A un certo punto il palchetto resta vuoto. “Ora mi piacerebbe parlasse un deputato”, dice Massimo D’Alema. Salta su Renato Brunetta: “Eccomi!”. “Ma no, ha appena parlato Paolo Romani, almeno qui facciamo valere la logica dell’alternanza…”, risponde l’ex premier. Questo è solo uno dei siparietti andati in scena ieri alla Residenza Ripetta, dove D’Alema e Gaetano Quagliariello hanno unito i loro cervelli e le loro fondazioni, Italianieuropei e Magna Charta, per presentare il loro progetto di riforma costituzionale.
Partiamo dunque dai contenuti. D’Alema e Quagliariello tifano naturalmente per il No e della riforma pensano tutto il male possibile: non semplifica le cose ma le complica, non supera il bicameralismo perfetto, manda a Roma amministratori locali e che appunto dovrebbero fare gli amministratori e non i senatori. “Vedo una nota futurista: velocità e slancio. Ma noi siamo il Paese che fa più leggi in Europa. Non dobbiamo fare più velocemente più norme, ma farne di meno e meglio”, osserva D’Alema. Il disegno quagliariel-dalemiano, dunque, passa per la vittoria del No. “Se la riforma viene bocciata non è l’Apocalisse, il processo riformatore può andare avanti benissimo, con altri mezzi”, spiega Quagliariello.
Già, perché a quel punto bisognerà rifare la legge elettorale, dato che l’Italicum è fatto per una sola Camera. “Ebbene prendiamoci quel tempo per mettere in campo, con un governo di scopo, una riforma della Costituzione condivisa da tutti. O quasi”, spiega l’ex ministro delle Riforme. Ovvero: riduzione del numero dei parlamentari (400 deputati e 200 senatori), elezione diretta del Senato e istituzione di una commissione di conciliazione tra Montecitorio e Palazzo Madama per facilitare il percorso legislativo ed evitare le lungaggini del ping pong parlamentare. Il ddl, su cui è già partita la raccolta di firme, verrà presentato da Quagliariello in Senato. Il disegno di D’Alema, però, ne prevede un altro, in parallelo, che riguarda il Pd. Perché da qui alla fine della legislatura, durante questo ipotetico governo di scopo, la mission è riprendersi la Ditta lavorando a un candidato unico e forte della minoranza che possa sfidare un Renzi indebolito dalla sconfitta referendaria: Enrico Letta e Roberto Speranza i nomi in circolazione.

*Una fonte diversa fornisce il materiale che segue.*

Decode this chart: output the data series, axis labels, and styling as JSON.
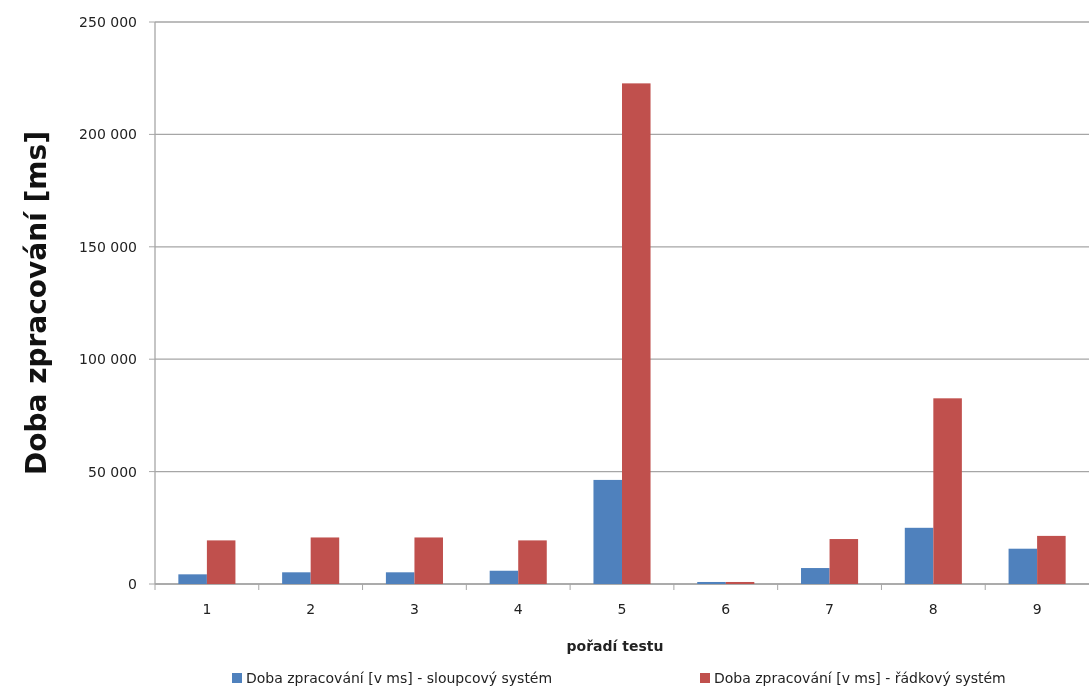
{
  "chart_data": {
    "type": "bar",
    "xlabel": "pořadí testu",
    "ylabel": "Doba zpracování [ms]",
    "categories": [
      "1",
      "2",
      "3",
      "4",
      "5",
      "6",
      "7",
      "8",
      "9"
    ],
    "series": [
      {
        "name": "Doba zpracování [v ms] - sloupcový systém",
        "color": "#4f81bd",
        "values": [
          4300,
          5200,
          5200,
          5900,
          46300,
          900,
          7100,
          25000,
          15700
        ]
      },
      {
        "name": "Doba zpracování [v ms] - řádkový systém",
        "color": "#c0504d",
        "values": [
          19400,
          20700,
          20700,
          19400,
          222700,
          900,
          20000,
          82600,
          21400
        ]
      }
    ],
    "ylim": [
      0,
      250000
    ],
    "yticks": [
      {
        "value": 0,
        "label": "0"
      },
      {
        "value": 50000,
        "label": "50 000"
      },
      {
        "value": 100000,
        "label": "100 000"
      },
      {
        "value": 150000,
        "label": "150 000"
      },
      {
        "value": 200000,
        "label": "200 000"
      },
      {
        "value": 250000,
        "label": "250 000"
      }
    ],
    "grid": "y",
    "legend": "bottom"
  }
}
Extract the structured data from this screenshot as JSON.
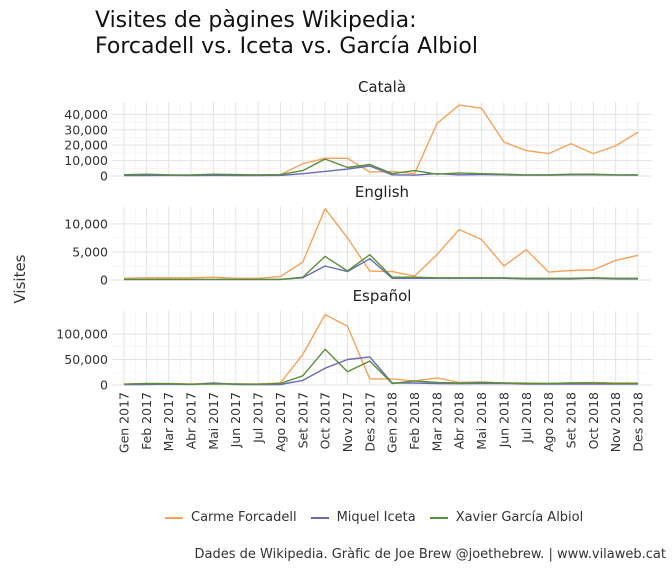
{
  "title_line1": "Visites de pàgines Wikipedia:",
  "title_line2": "Forcadell vs. Iceta vs. García Albiol",
  "ylabel": "Visites",
  "caption": "Dades de Wikipedia. Gràfic de Joe Brew @joethebrew. | www.vilaweb.cat",
  "legend_labels": [
    "Carme Forcadell",
    "Miquel Iceta",
    "Xavier García Albiol"
  ],
  "colors": [
    "#f5a35a",
    "#6b6bb5",
    "#5a8f3a"
  ],
  "chart_data": {
    "type": "line",
    "categories": [
      "Gen 2017",
      "Feb 2017",
      "Mar 2017",
      "Abr 2017",
      "Mai 2017",
      "Jun 2017",
      "Jul 2017",
      "Ago 2017",
      "Set 2017",
      "Oct 2017",
      "Nov 2017",
      "Des 2017",
      "Gen 2018",
      "Feb 2018",
      "Mar 2018",
      "Abr 2018",
      "Mai 2018",
      "Jun 2018",
      "Jul 2018",
      "Ago 2018",
      "Set 2018",
      "Oct 2018",
      "Nov 2018",
      "Des 2018"
    ],
    "xlabel": "",
    "ylabel": "Visites",
    "panels": [
      {
        "name": "Català",
        "ylim": [
          0,
          48000
        ],
        "yticks": [
          0,
          10000,
          20000,
          30000,
          40000
        ],
        "ytick_labels": [
          "0",
          "10,000",
          "20,000",
          "30,000",
          "40,000"
        ],
        "series": [
          {
            "name": "Carme Forcadell",
            "values": [
              500,
              600,
              700,
              400,
              800,
              400,
              500,
              900,
              8000,
              11500,
              11500,
              2500,
              3000,
              1500,
              34000,
              46000,
              44000,
              22000,
              16500,
              14500,
              21000,
              14500,
              19500,
              28500
            ]
          },
          {
            "name": "Miquel Iceta",
            "values": [
              300,
              300,
              400,
              300,
              400,
              300,
              300,
              400,
              1500,
              3000,
              4500,
              6500,
              800,
              600,
              1500,
              800,
              900,
              800,
              500,
              500,
              800,
              800,
              600,
              500
            ]
          },
          {
            "name": "Xavier García Albiol",
            "values": [
              800,
              1200,
              800,
              700,
              1200,
              900,
              800,
              900,
              3500,
              11000,
              5500,
              7500,
              1500,
              3500,
              1200,
              2000,
              1500,
              1200,
              800,
              800,
              1200,
              1200,
              800,
              800
            ]
          }
        ]
      },
      {
        "name": "English",
        "ylim": [
          0,
          13000
        ],
        "yticks": [
          0,
          5000,
          10000
        ],
        "ytick_labels": [
          "0",
          "5,000",
          "10,000"
        ],
        "series": [
          {
            "name": "Carme Forcadell",
            "values": [
              300,
              400,
              400,
              400,
              500,
              300,
              300,
              600,
              3200,
              12700,
              7500,
              1600,
              1500,
              700,
              4500,
              9000,
              7200,
              2500,
              5400,
              1400,
              1700,
              1800,
              3500,
              4400
            ]
          },
          {
            "name": "Miquel Iceta",
            "values": [
              100,
              100,
              100,
              100,
              100,
              100,
              100,
              100,
              400,
              2500,
              1500,
              3800,
              300,
              300,
              300,
              300,
              300,
              300,
              200,
              200,
              200,
              300,
              200,
              200
            ]
          },
          {
            "name": "Xavier García Albiol",
            "values": [
              100,
              100,
              100,
              100,
              100,
              100,
              100,
              100,
              500,
              4200,
              1600,
              4500,
              500,
              500,
              400,
              400,
              400,
              400,
              300,
              300,
              300,
              400,
              300,
              300
            ]
          }
        ]
      },
      {
        "name": "Español",
        "ylim": [
          0,
          145000
        ],
        "yticks": [
          0,
          50000,
          100000
        ],
        "ytick_labels": [
          "0",
          "50,000",
          "100,000"
        ],
        "series": [
          {
            "name": "Carme Forcadell",
            "values": [
              2000,
              2500,
              3000,
              2000,
              3000,
              2000,
              2000,
              4000,
              60000,
              138000,
              115000,
              12000,
              12000,
              8000,
              14000,
              5000,
              6000,
              4000,
              4000,
              3000,
              4000,
              5000,
              4000,
              4000
            ]
          },
          {
            "name": "Miquel Iceta",
            "values": [
              1000,
              1000,
              1500,
              1000,
              4000,
              1000,
              1000,
              1000,
              9000,
              33000,
              50000,
              55000,
              4000,
              4000,
              3000,
              2500,
              3000,
              3000,
              2000,
              2000,
              2000,
              2000,
              2000,
              2000
            ]
          },
          {
            "name": "Xavier García Albiol",
            "values": [
              1500,
              3000,
              2500,
              1500,
              2000,
              2000,
              1500,
              3000,
              18000,
              70000,
              26000,
              47000,
              3000,
              8000,
              5000,
              4000,
              5000,
              4000,
              3000,
              3000,
              4000,
              4000,
              3000,
              3000
            ]
          }
        ]
      }
    ]
  }
}
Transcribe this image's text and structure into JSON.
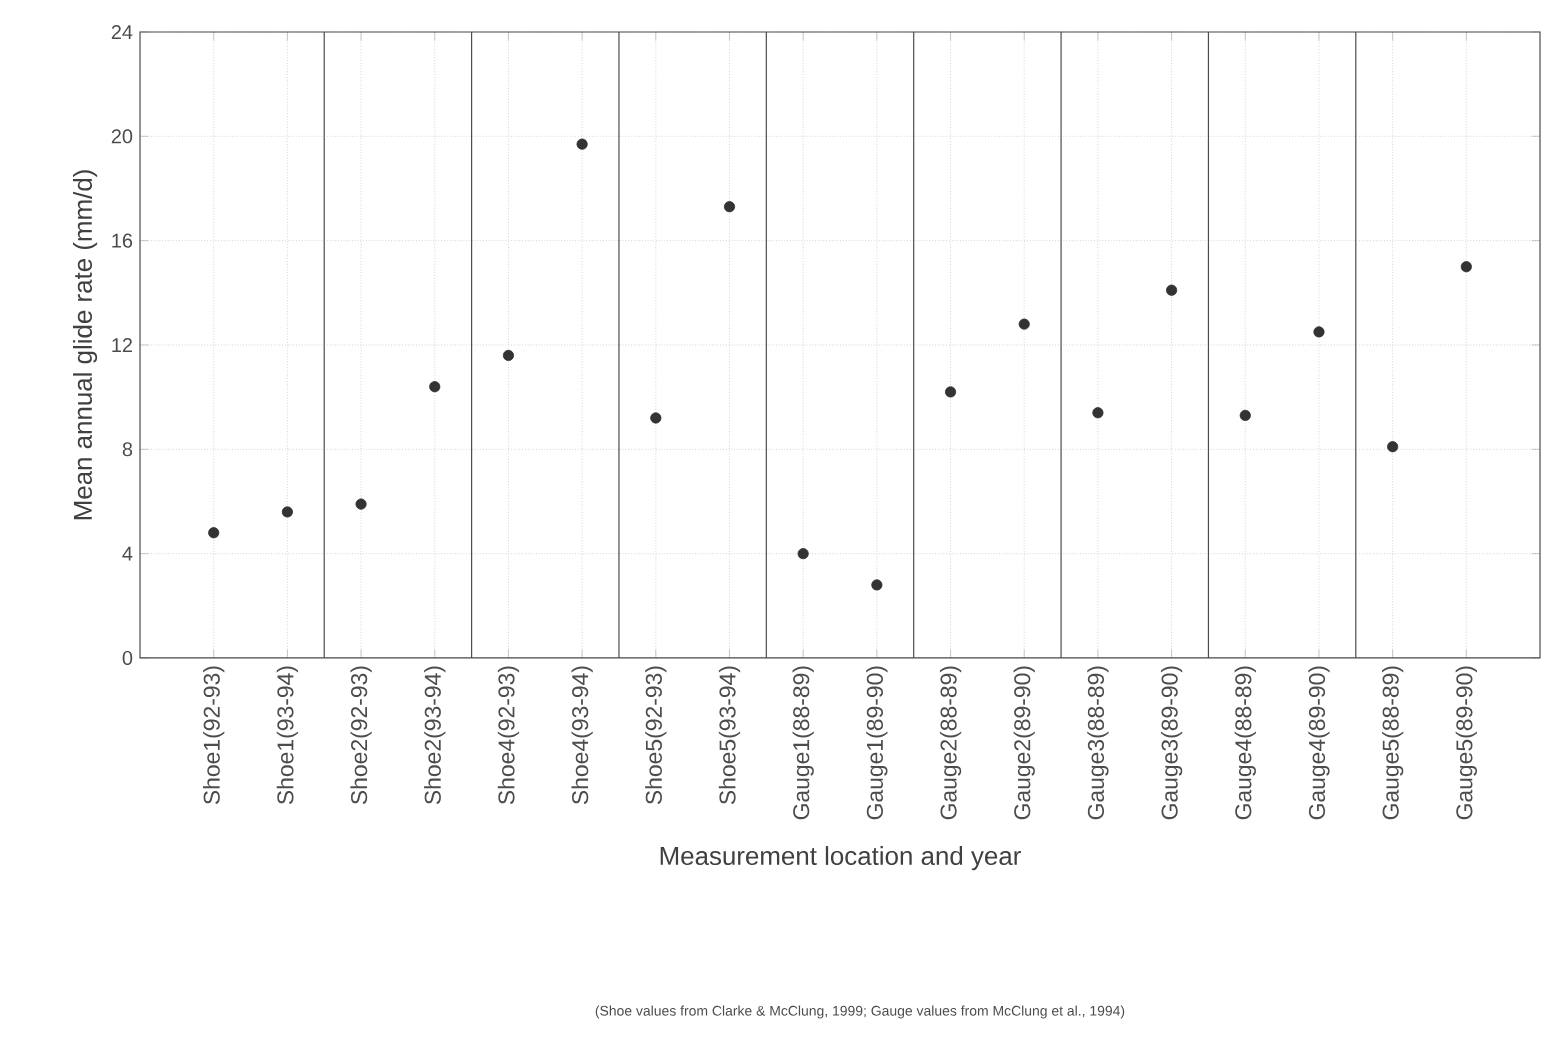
{
  "chart_data": {
    "type": "scatter",
    "xlabel": "Measurement location and year",
    "ylabel": "Mean annual glide rate (mm/d)",
    "categories": [
      "Shoe1(92-93)",
      "Shoe1(93-94)",
      "Shoe2(92-93)",
      "Shoe2(93-94)",
      "Shoe4(92-93)",
      "Shoe4(93-94)",
      "Shoe5(92-93)",
      "Shoe5(93-94)",
      "Gauge1(88-89)",
      "Gauge1(89-90)",
      "Gauge2(88-89)",
      "Gauge2(89-90)",
      "Gauge3(88-89)",
      "Gauge3(89-90)",
      "Gauge4(88-89)",
      "Gauge4(89-90)",
      "Gauge5(88-89)",
      "Gauge5(89-90)"
    ],
    "values": [
      4.8,
      5.6,
      5.9,
      10.4,
      11.6,
      19.7,
      9.2,
      17.3,
      4.0,
      2.8,
      10.2,
      12.8,
      9.4,
      14.1,
      9.3,
      12.5,
      8.1,
      15.0
    ],
    "color": "#333333",
    "marker": "circle",
    "grid": true,
    "ylim": [
      0,
      24
    ],
    "yticks": [
      0,
      4,
      8,
      12,
      16,
      20,
      24
    ],
    "annotations": [
      "(Shoe values from Clarke & McClung, 1999; Gauge values from McClung et al., 1994)"
    ]
  }
}
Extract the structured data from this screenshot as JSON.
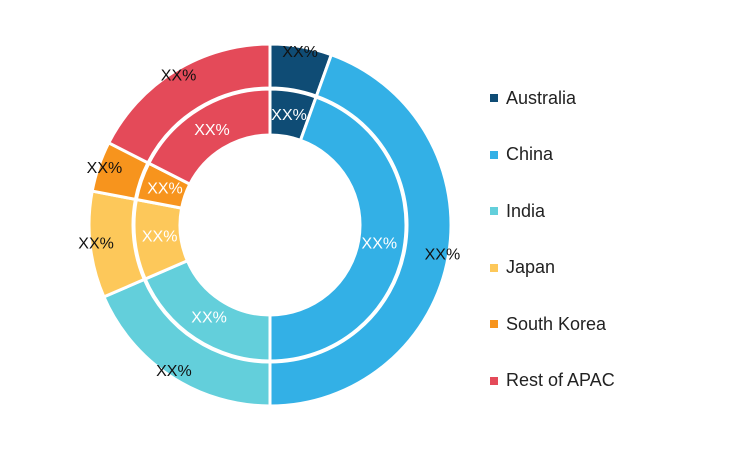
{
  "chart_data": {
    "type": "pie",
    "subtype": "nested-donut",
    "categories": [
      "Australia",
      "China",
      "India",
      "Japan",
      "South Korea",
      "Rest of APAC"
    ],
    "colors": [
      "#0f4c75",
      "#33b0e6",
      "#63cfdb",
      "#fdc85a",
      "#f7941d",
      "#e44a59"
    ],
    "series": [
      {
        "ring": "outer",
        "values": [
          5.5,
          44.5,
          18.5,
          9.5,
          4.5,
          17.5
        ],
        "labels": [
          "XX%",
          "XX%",
          "XX%",
          "XX%",
          "XX%",
          "XX%"
        ]
      },
      {
        "ring": "inner",
        "values": [
          5.5,
          44.5,
          18.5,
          9.5,
          4.5,
          17.5
        ],
        "labels": [
          "XX%",
          "XX%",
          "XX%",
          "XX%",
          "XX%",
          "XX%"
        ]
      }
    ],
    "legend_position": "right"
  }
}
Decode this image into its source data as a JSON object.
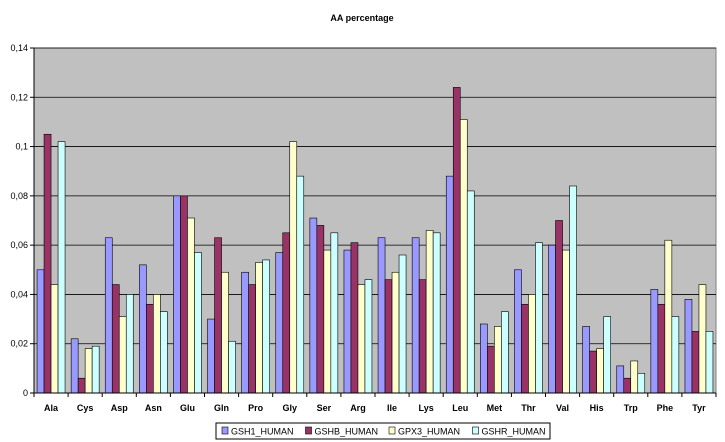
{
  "chart_data": {
    "type": "bar",
    "title": "AA percentage",
    "xlabel": "",
    "ylabel": "",
    "ylim": [
      0,
      0.14
    ],
    "y_ticks": [
      "0",
      "0,02",
      "0,04",
      "0,06",
      "0,08",
      "0,1",
      "0,12",
      "0,14"
    ],
    "grid": "horizontal",
    "legend_position": "bottom",
    "plot_background": "#c0c0c0",
    "categories": [
      "Ala",
      "Cys",
      "Asp",
      "Asn",
      "Glu",
      "Gln",
      "Pro",
      "Gly",
      "Ser",
      "Arg",
      "Ile",
      "Lys",
      "Leu",
      "Met",
      "Thr",
      "Val",
      "His",
      "Trp",
      "Phe",
      "Tyr"
    ],
    "series": [
      {
        "name": "GSH1_HUMAN",
        "color": "#9999ff",
        "values": [
          0.05,
          0.022,
          0.063,
          0.052,
          0.08,
          0.03,
          0.049,
          0.057,
          0.071,
          0.058,
          0.063,
          0.063,
          0.088,
          0.028,
          0.05,
          0.06,
          0.027,
          0.011,
          0.042,
          0.038
        ]
      },
      {
        "name": "GSHB_HUMAN",
        "color": "#993366",
        "values": [
          0.105,
          0.006,
          0.044,
          0.036,
          0.08,
          0.063,
          0.044,
          0.065,
          0.068,
          0.061,
          0.046,
          0.046,
          0.124,
          0.019,
          0.036,
          0.07,
          0.017,
          0.006,
          0.036,
          0.025
        ]
      },
      {
        "name": "GPX3_HUMAN",
        "color": "#ffffcc",
        "values": [
          0.044,
          0.018,
          0.031,
          0.04,
          0.071,
          0.049,
          0.053,
          0.102,
          0.058,
          0.044,
          0.049,
          0.066,
          0.111,
          0.027,
          0.04,
          0.058,
          0.018,
          0.013,
          0.062,
          0.044
        ]
      },
      {
        "name": "GSHR_HUMAN",
        "color": "#ccffff",
        "values": [
          0.102,
          0.019,
          0.04,
          0.033,
          0.057,
          0.021,
          0.054,
          0.088,
          0.065,
          0.046,
          0.056,
          0.065,
          0.082,
          0.033,
          0.061,
          0.084,
          0.031,
          0.008,
          0.031,
          0.025
        ]
      }
    ]
  }
}
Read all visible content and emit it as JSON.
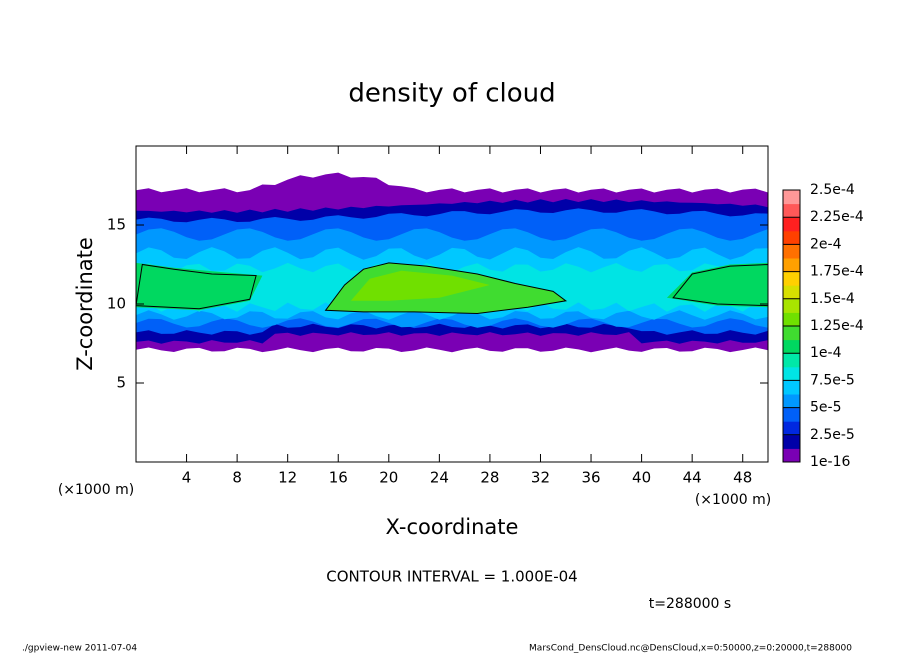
{
  "chart_data": {
    "type": "contour",
    "title": "density of cloud",
    "x_label": "X-coordinate",
    "y_label": "Z-coordinate",
    "x_unit": "(×1000 m)",
    "y_unit": "(×1000 m)",
    "xlim": [
      0,
      50
    ],
    "ylim": [
      0,
      20
    ],
    "xticks": [
      4,
      8,
      12,
      16,
      20,
      24,
      28,
      32,
      36,
      40,
      44,
      48
    ],
    "yticks": [
      5,
      10,
      15
    ],
    "colorbar": {
      "lim": [
        1e-16,
        0.00025
      ],
      "ticks": [
        1e-16,
        {
          "value": 2.5e-05,
          "label": "2.5e-5"
        },
        {
          "value": 5e-05,
          "label": "5e-5"
        },
        {
          "value": 7.5e-05,
          "label": "7.5e-5"
        },
        {
          "value": 0.0001,
          "label": "1e-4"
        },
        {
          "value": 0.000125,
          "label": "1.25e-4"
        },
        {
          "value": 0.00015,
          "label": "1.5e-4"
        },
        {
          "value": 0.000175,
          "label": "1.75e-4"
        },
        {
          "value": 0.0002,
          "label": "2e-4"
        },
        {
          "value": 0.000225,
          "label": "2.25e-4"
        },
        {
          "value": 0.00025,
          "label": "2.5e-4"
        }
      ],
      "colors": [
        "#7a00b4",
        "#0000a8",
        "#0028e0",
        "#0060f8",
        "#0098ff",
        "#00c8ff",
        "#00e4e4",
        "#00e8a8",
        "#00d860",
        "#40dc30",
        "#70e000",
        "#a8e400",
        "#d8e000",
        "#ffd000",
        "#ffa000",
        "#ff7000",
        "#ff4000",
        "#ff2020",
        "#ff5858",
        "#ff9898"
      ]
    },
    "contour_interval": "CONTOUR INTERVAL = 1.000E-04",
    "time_label": "t=288000 s",
    "footer_left": "./gpview-new  2011-07-04",
    "footer_right": "MarsCond_DensCloud.nc@DensCloud,x=0:50000,z=0:20000,t=288000"
  }
}
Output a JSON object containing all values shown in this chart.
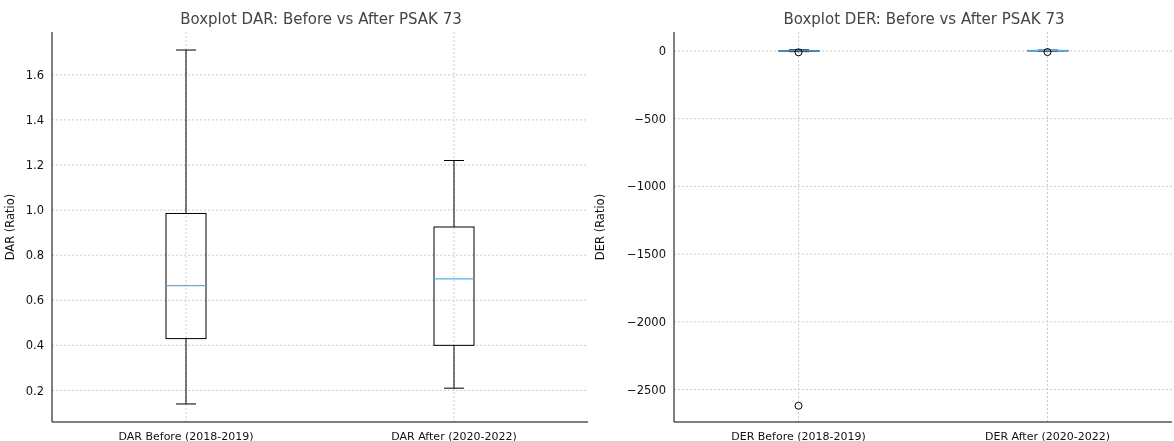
{
  "chart_data": [
    {
      "type": "box",
      "title": "Boxplot DAR: Before vs After PSAK 73",
      "ylabel": "DAR (Ratio)",
      "categories": [
        "DAR Before (2018-2019)",
        "DAR After (2020-2022)"
      ],
      "ylim": [
        0.06,
        1.79
      ],
      "yticks": [
        0.2,
        0.4,
        0.6,
        0.8,
        {
          "value": 1,
          "label": "1.0"
        },
        1.2,
        1.4,
        1.6
      ],
      "grid": true,
      "boxes": [
        {
          "low": 0.14,
          "q1": 0.43,
          "median": 0.665,
          "q3": 0.985,
          "high": 1.71
        },
        {
          "low": 0.21,
          "q1": 0.4,
          "median": 0.695,
          "q3": 0.925,
          "high": 1.22
        }
      ]
    },
    {
      "type": "box",
      "title": "Boxplot DER: Before vs After PSAK 73",
      "ylabel": "DER (Ratio)",
      "categories": [
        "DER Before (2018-2019)",
        "DER After (2020-2022)"
      ],
      "ylim": [
        -2740,
        140
      ],
      "yticks": [
        -2500,
        -2000,
        -1500,
        -1000,
        -500,
        0
      ],
      "grid": true,
      "boxes": [
        {
          "low": -5,
          "q1": 0,
          "median": 1,
          "q3": 2,
          "high": 8,
          "outliers": [
            -10,
            -2620
          ]
        },
        {
          "low": 0,
          "q1": 1,
          "median": 2,
          "q3": 4,
          "high": 6,
          "outliers": [
            -8
          ]
        }
      ]
    }
  ]
}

Fin qui i contenuti e il piano strategico. Poi c’è il quadro, che in questo caso è preponderante rispetto al resto. Perché mai si era visto un parterre tanto composito di personaggi così diversi, lontanissimi tra di loro. C’erano i berlusconiani: Matteoli, Gasparri, Romani, Bernini, Malan, Brunetta. Gli ex Dc: Pomicino, Cesa, Gargani, Mario Mauro. I leghisti Fedriga e Giorgetti (vicinissimi a Salvini). La minoranza Pd: Mucchetti, Zoggia, Tocci, Corsini. E pianeti sparsi: Gianfranco Fini, Lamberto Dini, Pippo Civati, Stefano Rodotà, Antonio Ingroia, Cesare Salvi. Naturalmente Guido Calvi, presidente del comitato dalemiano per il No. In fondo alla sala pure Bobo Craxi. A far gli onori di casa anche Eugenia Roccella. Tutti insieme, appassionatamente.
Mentre D’Alema dal palco lancia stilettate (“Il Sì è composto da un blocco sociale intimidatorio, che mette paura e ha dietro i poteri forti”, “sono loro ad aver aperto la strada a Grillo con il capolavoro che entrerà nei manuali di come non si fa politica della vicenda romana”), in sala e in cortile si fa conversazione. Fini se la prende con una giornalista rea di chiamare “accolita” questa strano caravanserraglio di personaggi. Pomicino racconta indiscrezioni sicurissime secondo cui Confalonieri e tutta la famiglia Berlusconi, e il Cavaliere medesimo, facciano il tifo per il Sì. Bobo Craxi sussurra che, se vince il No, “si riapre tutto e lo scenario si fa molto interessante”. Pippo Civati, sempre un po’ malinconico, giura che mai avrebbe pensato di trovarsi accanto a Brunetta e Gasparri in una battaglia politica. Gli ex Dc si divertono da morire. Fini pure. Luigi Compagna, il senatore che in questa legislatura ha cambiato sei volte gruppo, gongola e bacchetta il cronista: “Lei però non ha scritto che sono passato dalla maggioranza all’opposizione. Ci ho rimesso!”. Ma il più contento di tutti è Massimo D’Alema. Che finalmente torna ad avere un disegno politico e compagni d’armi con cui perseguirlo.